# 느끼하다



## ilydork

I've been saying "butter-y" with my nose all scrunched up and some wild gestures to get the meaning through, and it worked... 
It's weird, in the whole five years of living in Canada, NOBODY has said something like that to describe people.

So IS there a phrase/word/etc in English that translates to "느끼하다"?
Oh, and also for both meanings: 느끼하다 as in food _and _as in people.

Such an awkward question! x]


----------



## maghanish2

I am not completely familiar with the use of 느끼하다 as it is used regarding people, but I might translate it as "greasy" or "oily"?  For example, tell me if I used the word correctly here:

그는 느끼한 미소로 웃었어요 = he smiled with a greasy/oily smile?

I'm not sure, but hopefully it can help a bit!  도움이 됬으면 좋겠어요!


----------



## coffee99

Could 느끼하다 mean 'sleazy' when referring to people??

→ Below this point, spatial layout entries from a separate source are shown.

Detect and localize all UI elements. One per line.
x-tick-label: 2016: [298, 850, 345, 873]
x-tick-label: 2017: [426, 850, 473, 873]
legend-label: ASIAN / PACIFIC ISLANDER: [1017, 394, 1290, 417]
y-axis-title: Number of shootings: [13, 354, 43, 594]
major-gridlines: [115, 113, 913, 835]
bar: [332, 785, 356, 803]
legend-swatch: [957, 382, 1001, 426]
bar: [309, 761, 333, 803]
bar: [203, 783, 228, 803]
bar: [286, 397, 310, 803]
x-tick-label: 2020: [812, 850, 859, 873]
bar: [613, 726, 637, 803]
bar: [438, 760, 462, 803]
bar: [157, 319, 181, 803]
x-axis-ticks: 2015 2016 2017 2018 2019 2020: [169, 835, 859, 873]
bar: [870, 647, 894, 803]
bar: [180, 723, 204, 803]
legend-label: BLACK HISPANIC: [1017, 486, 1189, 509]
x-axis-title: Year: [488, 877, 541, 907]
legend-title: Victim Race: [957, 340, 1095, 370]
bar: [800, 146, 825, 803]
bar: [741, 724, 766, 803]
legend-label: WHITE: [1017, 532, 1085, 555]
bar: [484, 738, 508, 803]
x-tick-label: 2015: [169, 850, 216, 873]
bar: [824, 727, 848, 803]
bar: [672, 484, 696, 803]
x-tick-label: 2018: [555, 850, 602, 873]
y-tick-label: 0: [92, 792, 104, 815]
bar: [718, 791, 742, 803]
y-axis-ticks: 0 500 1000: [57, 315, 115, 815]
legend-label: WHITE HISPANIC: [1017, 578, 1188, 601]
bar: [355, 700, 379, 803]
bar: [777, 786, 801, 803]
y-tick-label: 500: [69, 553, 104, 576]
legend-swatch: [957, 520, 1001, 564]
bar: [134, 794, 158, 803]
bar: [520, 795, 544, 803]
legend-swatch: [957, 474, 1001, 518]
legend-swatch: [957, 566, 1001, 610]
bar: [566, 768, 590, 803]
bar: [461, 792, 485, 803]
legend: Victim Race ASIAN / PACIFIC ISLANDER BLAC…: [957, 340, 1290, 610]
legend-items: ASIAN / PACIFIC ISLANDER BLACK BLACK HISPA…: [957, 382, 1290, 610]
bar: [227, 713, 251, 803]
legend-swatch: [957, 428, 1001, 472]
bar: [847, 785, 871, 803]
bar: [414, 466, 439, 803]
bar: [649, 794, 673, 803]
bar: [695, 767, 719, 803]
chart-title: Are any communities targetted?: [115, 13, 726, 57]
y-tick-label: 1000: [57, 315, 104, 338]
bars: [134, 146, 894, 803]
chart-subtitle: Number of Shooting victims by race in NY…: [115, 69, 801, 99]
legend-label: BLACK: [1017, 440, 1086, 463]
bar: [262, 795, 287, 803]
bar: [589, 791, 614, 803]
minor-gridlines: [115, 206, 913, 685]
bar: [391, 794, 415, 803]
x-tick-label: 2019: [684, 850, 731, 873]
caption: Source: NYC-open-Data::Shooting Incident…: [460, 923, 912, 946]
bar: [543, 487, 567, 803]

For food I would say oily or greasy. Eg, This pizza is really greasy. 

도움이 돼면 좋겠네요 ^^


----------



## mistercomposer

Some Koreans try to directly translate it into "oily" but there is no direct translation and would not be used for people, so it sounds very strange.  You would definitely no use "buttery."   You could say "sleazy" or "slimy" to get the same point across.


----------



## oloekis

ilydork said:


> I've been saying "butter-y" with my nose all scrunched up and some wild gestures to get the meaning through, and it worked...
> It's weird, in the whole five years of living in Canada, NOBODY has said something like that to describe people.
> 
> So IS there a phrase/word/etc in English that translates to "느끼하다"?
> Oh, and also for both meanings: 느끼하다 as in food _and _as in people.
> 
> Such an awkward question! x]


 
'greasy' or 'oily' or 'rich' for the meaning as in food.
'smarmy' or 'unctuous' or 'buttery' for the meaning as in people.

I think it's good question. It's not awkward at all


----------



## terredepomme

Just a correction:



> 도움이 됬으면 좋겠어요!


->됐으면(되었으면)



> 도움이 돼면 좋겠네요 ^^


->되면

This is a tricky grammatical issue, Koreans make the same mistake every time.


----------